Vesayetçi anlayışın bazı özelliklerini anlamadan FETÖ ve Türkiye’nin karşı karşıya bulunduğu tehlikenin de tam olarak anlaşılamayacağını ifade eden Prof. Dr. Haluk Alkan, “Türkiye siyasetinde vesayetçi anlayışın bazı özellikleri var. Bu vesayetçi unsurların en önemli özelliği, yönetimi kendi sosyolojisine ve yönettiklerinin sosyolojisine yabancılaştırılmış gruplar eliyle hayata geçirmeye çalışmasıdır. Modern değişmecilik dediğimiz bir yönetim anlayışı Türkiye siyasetinde köklü bir yer edinmiştir. Bu nedenle yatılı okullar, uluslararası kurs sistemleri son derece önemli değiştirme mekanizmaları olarak hayata geçirilmiştir. İkinci özellik aşırı şekilciliktir. Bir siyasi yapıyı düşünün ki şekil üzerinden insanlara belirli kanallara ulaşma hakkı veriyor. İşte FETÖ’nün ikinci özelliği de budur. Türkiye’nin siyasi geleneği aynı şekilci mekanizmadan üretilmişse FETÖ bu şekilci mekanizmaları sonuna kadar kullanmış bir yapıdır. Siyasi yapımızın üçüncü özelliği bu azınlık grubun aktörleri belirleme ve kuralları belirleme inisiyatifini sürekli elinde tutmasıdır. Dikkat ederseniz Türkiye’de ekonomik aktörlerden tutun da sosyal ve mesleki aktörlere kadar her şey bizzat merkezi bürokratik elitin belirlediği kurallar çerçevesinde şekillenen bir mekanizma sonucunda ortaya çıkmıştır. Bunun en güzel göstergelerinden biri Türkiye’de çok partili dönem içerisinde bütün anayasaların askeri darbeler sonucunda hazırlanmış olması ve kuralın nasıl oynanması gerektiği de yine bu kesim tarafından belirlenmiş olmasıdır” dedi.

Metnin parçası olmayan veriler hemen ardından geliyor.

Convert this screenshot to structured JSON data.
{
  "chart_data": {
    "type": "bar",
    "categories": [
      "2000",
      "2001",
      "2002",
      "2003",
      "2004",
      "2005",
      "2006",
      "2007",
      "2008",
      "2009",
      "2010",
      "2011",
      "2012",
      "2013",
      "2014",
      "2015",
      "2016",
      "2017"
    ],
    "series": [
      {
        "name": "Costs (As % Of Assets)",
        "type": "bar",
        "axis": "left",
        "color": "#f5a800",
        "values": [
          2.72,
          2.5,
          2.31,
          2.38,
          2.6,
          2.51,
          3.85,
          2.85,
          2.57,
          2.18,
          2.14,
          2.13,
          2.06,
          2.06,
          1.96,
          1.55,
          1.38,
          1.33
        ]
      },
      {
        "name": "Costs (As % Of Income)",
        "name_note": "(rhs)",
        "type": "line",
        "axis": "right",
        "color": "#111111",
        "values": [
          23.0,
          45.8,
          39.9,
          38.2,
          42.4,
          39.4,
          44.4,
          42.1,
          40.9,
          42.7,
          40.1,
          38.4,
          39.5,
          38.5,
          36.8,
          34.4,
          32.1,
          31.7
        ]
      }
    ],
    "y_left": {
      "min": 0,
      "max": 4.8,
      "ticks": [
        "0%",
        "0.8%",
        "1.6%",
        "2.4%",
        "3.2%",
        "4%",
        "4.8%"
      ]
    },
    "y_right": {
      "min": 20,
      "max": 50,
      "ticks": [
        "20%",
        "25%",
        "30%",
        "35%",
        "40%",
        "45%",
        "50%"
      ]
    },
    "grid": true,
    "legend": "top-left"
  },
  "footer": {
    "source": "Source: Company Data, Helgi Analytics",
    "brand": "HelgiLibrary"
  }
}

Türkiye’de seçimlerde bir boşluk oluştuğunu belirten Prof. Dr. Alkan konuşmasını şu şekilde sonlandırdı: “Bugüne kadar bu kadar dışlanan ve ötelenen ve o boşluğa bir türlü alınamayan toplumsal kesimlere karşı bizim çok önemli bir sorumluluğumuz var. O da bu boşluğun halkın tercihleri doğrultusunda doldurulması ve yeniden kurumsallaştırılmasıdır. 15 Temmuz'un en önemli sonuçlarından biri yeni bir toplum sözleşmesinin hayata geçirilmesi, çok partili hayata ilk defa siyasal kurumlara bir askeri darbe olmadan ulaşılması ve bu kurumların yeniden şekillenmesidir.”

“İllegal tarikatlar cemaat adını verdiğimiz yapıya dönüştü” 

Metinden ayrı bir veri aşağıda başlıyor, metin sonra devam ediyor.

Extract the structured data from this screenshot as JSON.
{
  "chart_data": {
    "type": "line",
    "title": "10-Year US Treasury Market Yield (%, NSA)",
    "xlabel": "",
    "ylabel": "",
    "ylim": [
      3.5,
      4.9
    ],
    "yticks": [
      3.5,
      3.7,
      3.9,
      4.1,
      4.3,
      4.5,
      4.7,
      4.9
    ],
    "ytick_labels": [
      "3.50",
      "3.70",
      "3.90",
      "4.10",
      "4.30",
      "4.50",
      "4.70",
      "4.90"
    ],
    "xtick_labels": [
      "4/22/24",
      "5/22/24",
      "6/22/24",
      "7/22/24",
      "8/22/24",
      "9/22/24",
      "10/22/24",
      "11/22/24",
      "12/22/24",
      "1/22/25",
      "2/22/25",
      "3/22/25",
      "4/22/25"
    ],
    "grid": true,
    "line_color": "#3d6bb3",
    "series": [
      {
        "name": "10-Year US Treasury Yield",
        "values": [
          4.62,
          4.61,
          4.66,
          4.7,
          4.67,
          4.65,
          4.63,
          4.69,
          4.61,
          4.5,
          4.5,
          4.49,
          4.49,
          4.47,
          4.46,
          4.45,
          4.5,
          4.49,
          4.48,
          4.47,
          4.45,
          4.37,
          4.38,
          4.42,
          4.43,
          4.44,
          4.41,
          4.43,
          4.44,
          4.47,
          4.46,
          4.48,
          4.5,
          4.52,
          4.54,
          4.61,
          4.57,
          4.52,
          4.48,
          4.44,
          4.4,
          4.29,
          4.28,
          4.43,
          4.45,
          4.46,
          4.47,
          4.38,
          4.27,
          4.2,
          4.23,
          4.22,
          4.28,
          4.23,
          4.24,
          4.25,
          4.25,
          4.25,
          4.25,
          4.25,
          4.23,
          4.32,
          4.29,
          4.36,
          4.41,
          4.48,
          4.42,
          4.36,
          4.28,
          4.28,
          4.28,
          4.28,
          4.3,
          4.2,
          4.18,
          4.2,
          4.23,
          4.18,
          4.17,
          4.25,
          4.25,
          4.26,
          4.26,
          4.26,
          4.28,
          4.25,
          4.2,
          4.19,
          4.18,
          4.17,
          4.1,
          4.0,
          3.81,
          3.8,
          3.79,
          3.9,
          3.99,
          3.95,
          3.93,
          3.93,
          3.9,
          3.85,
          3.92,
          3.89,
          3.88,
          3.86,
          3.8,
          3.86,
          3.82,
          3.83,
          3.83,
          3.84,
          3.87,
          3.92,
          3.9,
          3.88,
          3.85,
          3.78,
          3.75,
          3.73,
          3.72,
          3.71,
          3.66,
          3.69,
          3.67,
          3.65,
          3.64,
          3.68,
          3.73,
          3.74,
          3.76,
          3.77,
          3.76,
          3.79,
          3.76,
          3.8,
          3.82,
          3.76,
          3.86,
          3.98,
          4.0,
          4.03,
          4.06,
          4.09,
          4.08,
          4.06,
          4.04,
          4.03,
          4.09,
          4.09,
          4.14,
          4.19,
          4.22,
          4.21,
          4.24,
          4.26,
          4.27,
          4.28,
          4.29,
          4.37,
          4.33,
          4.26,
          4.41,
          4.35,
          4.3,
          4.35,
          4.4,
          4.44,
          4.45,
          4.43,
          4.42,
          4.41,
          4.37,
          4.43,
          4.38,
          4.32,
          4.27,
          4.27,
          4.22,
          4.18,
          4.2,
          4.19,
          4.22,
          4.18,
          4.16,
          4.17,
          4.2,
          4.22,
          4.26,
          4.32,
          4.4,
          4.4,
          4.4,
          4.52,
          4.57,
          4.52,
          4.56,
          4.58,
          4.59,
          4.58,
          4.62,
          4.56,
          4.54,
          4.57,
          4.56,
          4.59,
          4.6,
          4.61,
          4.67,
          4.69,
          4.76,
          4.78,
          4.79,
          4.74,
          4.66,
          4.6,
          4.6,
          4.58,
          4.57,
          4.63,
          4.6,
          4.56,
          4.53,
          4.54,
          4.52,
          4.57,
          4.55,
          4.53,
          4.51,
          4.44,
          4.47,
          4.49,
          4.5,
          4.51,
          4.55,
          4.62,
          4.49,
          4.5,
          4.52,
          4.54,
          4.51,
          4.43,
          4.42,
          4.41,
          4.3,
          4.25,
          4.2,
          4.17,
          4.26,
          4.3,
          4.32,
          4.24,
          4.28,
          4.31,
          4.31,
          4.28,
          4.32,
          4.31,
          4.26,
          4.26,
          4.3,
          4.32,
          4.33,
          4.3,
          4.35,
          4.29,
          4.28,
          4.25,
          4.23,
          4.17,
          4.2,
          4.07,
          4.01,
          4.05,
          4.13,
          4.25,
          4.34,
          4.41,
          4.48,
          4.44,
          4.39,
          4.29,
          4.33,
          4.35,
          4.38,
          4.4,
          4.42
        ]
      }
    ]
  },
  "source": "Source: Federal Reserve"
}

Türkiye’deki dini yapıları anlamak için tarihsel arka planın önemli olduğunu vurgulayan İstanbul Üniversitesi İlahiyat Fakültesi Dekanı Prof. Dr. Mürteza Bedir, “Dini duygu tüm dünyada bir şekilde ilgilenilmesi gereken güçlü, sağlam ve insanda var olan duygudur. Türk toplumu açısından da baktığınız zaman dini duyguları güçlü bir toplumdan bahsediyoruz. Böyle bir durumda biz cenaze imamının bulunmadığı yılları biliyoruz. Kuran öğretmek yasak olarak kabul edilen bir şeydi. Bu yıllarda bu illegal tarikatlar cemaat adını verdiğimiz yapıya dönüştü. Bu arada Türkiye bazı açılımlarla din eğitiminde mesafe almaya başladı. İlahiyat Fakültelerinin açılması, İmam Hatiplerin genişletilmesi. Din eğitimi aslında devletin ciddi anlamda yatırım yaptığı bir alan haline geldi. Din eğitimi böylece Türkiye’de mesafe aldı” şeklinde konuştu.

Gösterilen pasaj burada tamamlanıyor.